Martin Scorsese was originally set to direct The Grifters. Perhaps we should be grateful that  he didn’t. A few months before The Grifters came out, the film Scorsese made instead was released - Goodfellas!

In the end Scorsese produced the film and asked a Brit, Stephen Frears, to direct it. This was Frears’ first American film. He’d just made Dangerous Liaisons and had also won critical acclaim for My Beautiful Laundrette and his biopic of Joe Orton Prick Up Your Ears.

The Grifters is adapted from a 1963 novel by Jim Thompson. Thompson wrote some of the best pulp crime novels in the 1950s and 60s. Quite a few have been adapted for the screen including The Getaway starring Steve McQueen and Michael Winterbottom’s  The Killer lnside Me, which came out last year and caused a fair share of controversy.

Someone wrote of Thompson that he’d “given Greek tragedy to the underclass”. That’s certainly true of The Grifters where the Fates hover over the shoulders of all three main characters. There’s also something on an Oedipal relationship going on between Anjelica Huston and John Cusack's characters.

The novel was adapted by Donald E Westlake who was a prolific novelist and screenwriter. He wrote under more than a dozen pseudonyms and Frears actually wanted him to be credited under his pen-name Richard Stark. As Stark, Westlake wrote the 1962 novel The Hunter, which John Borman later adapted as the Lee Marvin classic Point Blank.

The film does update the story to the late 80s but one of the film’s great achievements is that it retains a period feel both in terms of look and style. The opening title sequence with a great jazzy score introduces a sun-baked, washed out Los Angeles that could be the setting for a Chandler mystery. The locations certainly don’t all look modern and Frears also uses split screen early on in the film - a technique that was very common in the 60s but rarely seen in the 90s.

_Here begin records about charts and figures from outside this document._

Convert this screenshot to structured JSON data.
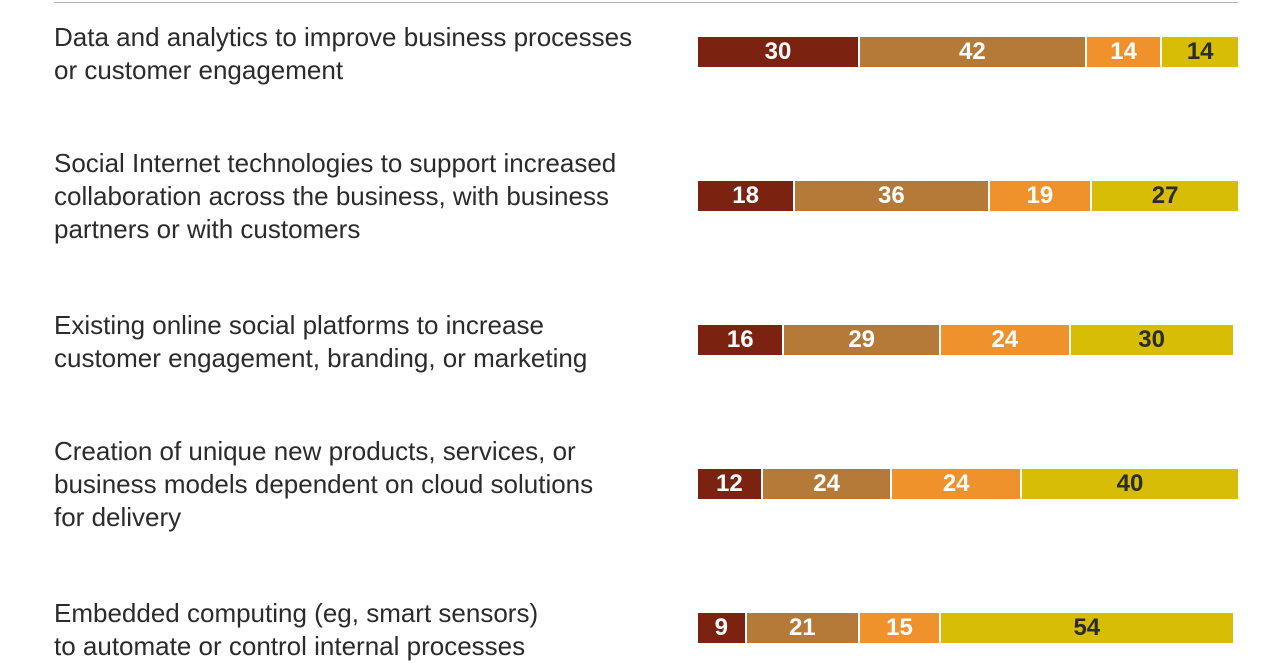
{
  "chart_data": {
    "type": "bar",
    "orientation": "horizontal",
    "stacked": true,
    "categories": [
      "Data and analytics to improve business processes\nor customer engagement",
      "Social Internet technologies to support increased\ncollaboration across the business, with business\npartners or with customers",
      "Existing online social platforms to increase\ncustomer engagement, branding, or marketing",
      "Creation of unique new products, services, or\nbusiness models dependent on cloud solutions\nfor delivery",
      "Embedded computing (eg, smart sensors)\nto automate or control internal processes"
    ],
    "series": [
      {
        "values": [
          30,
          18,
          16,
          12,
          9
        ]
      },
      {
        "values": [
          42,
          36,
          29,
          24,
          21
        ]
      },
      {
        "values": [
          14,
          19,
          24,
          24,
          15
        ]
      },
      {
        "values": [
          14,
          27,
          30,
          40,
          54
        ]
      }
    ],
    "xlim": [
      0,
      100
    ],
    "grid": false,
    "colors": [
      "#7b2310",
      "#b67a38",
      "#f0922b",
      "#d7bd06"
    ],
    "label_colors": [
      "#ffffff",
      "#ffffff",
      "#ffffff",
      "#2b2b2b"
    ]
  }
}
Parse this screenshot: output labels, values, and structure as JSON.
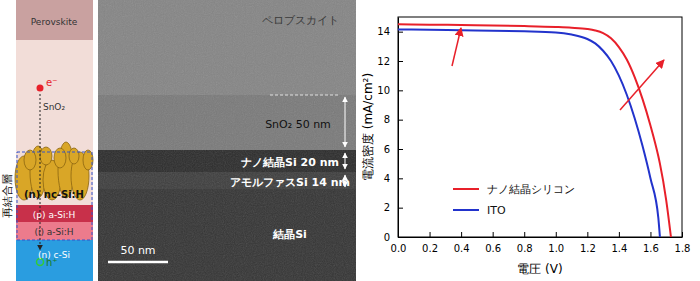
{
  "chart_data": {
    "type": "line",
    "x_label": "電圧 (V)",
    "y_label": "電流密度 (mA/cm²)",
    "x": [
      0,
      0.2,
      0.4,
      0.6,
      0.8,
      1.0,
      1.1,
      1.2,
      1.25,
      1.3,
      1.35,
      1.4,
      1.45,
      1.5,
      1.55,
      1.6,
      1.65,
      1.66,
      1.7,
      1.73
    ],
    "series": [
      {
        "name": "ナノ結晶シリコン",
        "color": "#e8202a",
        "values": [
          14.5,
          14.48,
          14.45,
          14.42,
          14.38,
          14.32,
          14.27,
          14.18,
          14.08,
          13.9,
          13.55,
          12.95,
          12.1,
          10.9,
          9.4,
          7.6,
          5.5,
          5.0,
          2.5,
          0
        ]
      },
      {
        "name": "ITO",
        "color": "#2233cc",
        "values": [
          14.15,
          14.13,
          14.1,
          14.07,
          14.03,
          13.95,
          13.8,
          13.5,
          13.2,
          12.7,
          12.0,
          11.0,
          9.7,
          8.1,
          6.2,
          4.0,
          1.3,
          0,
          null,
          null
        ]
      }
    ],
    "xlim": [
      0,
      1.8
    ],
    "xticks": [
      {
        "value": 0,
        "label": "0.0"
      },
      {
        "value": 0.2,
        "label": "0.2"
      },
      {
        "value": 0.4,
        "label": "0.4"
      },
      {
        "value": 0.6,
        "label": "0.6"
      },
      {
        "value": 0.8,
        "label": "0.8"
      },
      {
        "value": 1.0,
        "label": "1.0"
      },
      {
        "value": 1.2,
        "label": "1.2"
      },
      {
        "value": 1.4,
        "label": "1.4"
      },
      {
        "value": 1.6,
        "label": "1.6"
      },
      {
        "value": 1.8,
        "label": "1.8"
      }
    ],
    "ylim": [
      0,
      15
    ],
    "yticks": [
      0,
      2,
      4,
      6,
      8,
      10,
      12,
      14
    ],
    "grid": false,
    "legend": "lower left"
  },
  "diagram": {
    "side_label": "再結合層",
    "layers": [
      "Perovskite",
      "SnO₂",
      "(n) nc-Si:H",
      "(p) a-Si:H",
      "(i) a-Si:H",
      "(n) c-Si"
    ],
    "electron": "e⁻",
    "hole": "h⁺"
  },
  "image": {
    "labels": [
      "ペロブスカイト",
      "SnO₂ 50 nm",
      "ナノ結晶Si 20 nm",
      "アモルファスSi 14 nm",
      "結晶Si"
    ],
    "scale_bar": "50 nm"
  }
}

The old-school B-movie feel also comes from casting Anjelica Huston as the manipulative mother in the film. Her dad, John Huston, made one of the greatest Hollywood film noirs - The Maltese Falcon. The other woman in the film is played by Annette Bening in  one of her early breakout roles. Frears encouraged her to look at films starring Gloria Grahame like The Big Heat and The Bad & The Beautiful and there’s clearly a 1950s moll feel to her performance.

This was a big film  for John Cusack too. Before The Grifters he was really famous for romantic comedies like Say Anything and The Sure Thing and became known more as serious actor after The Grifters. It’s also worth noting that he reunited with Stephen Frears 10 years later for High Fidelity.

Beyond the stars you might also recognise some great American character actors: Stephen Tobolowsky, J T Walsh and Pat Hingle as a really fearsome mob boss. And finally if any of you are fans of the TV show Entourage, keep an eye out for a very young Jeremy Piven as a young sailor in a scene on a train. 

Watch the original trailer >>

Why did we pick it?

Simple. Our previous film Paper Moon is about a pair of con-artists and this is a great con-artist film too.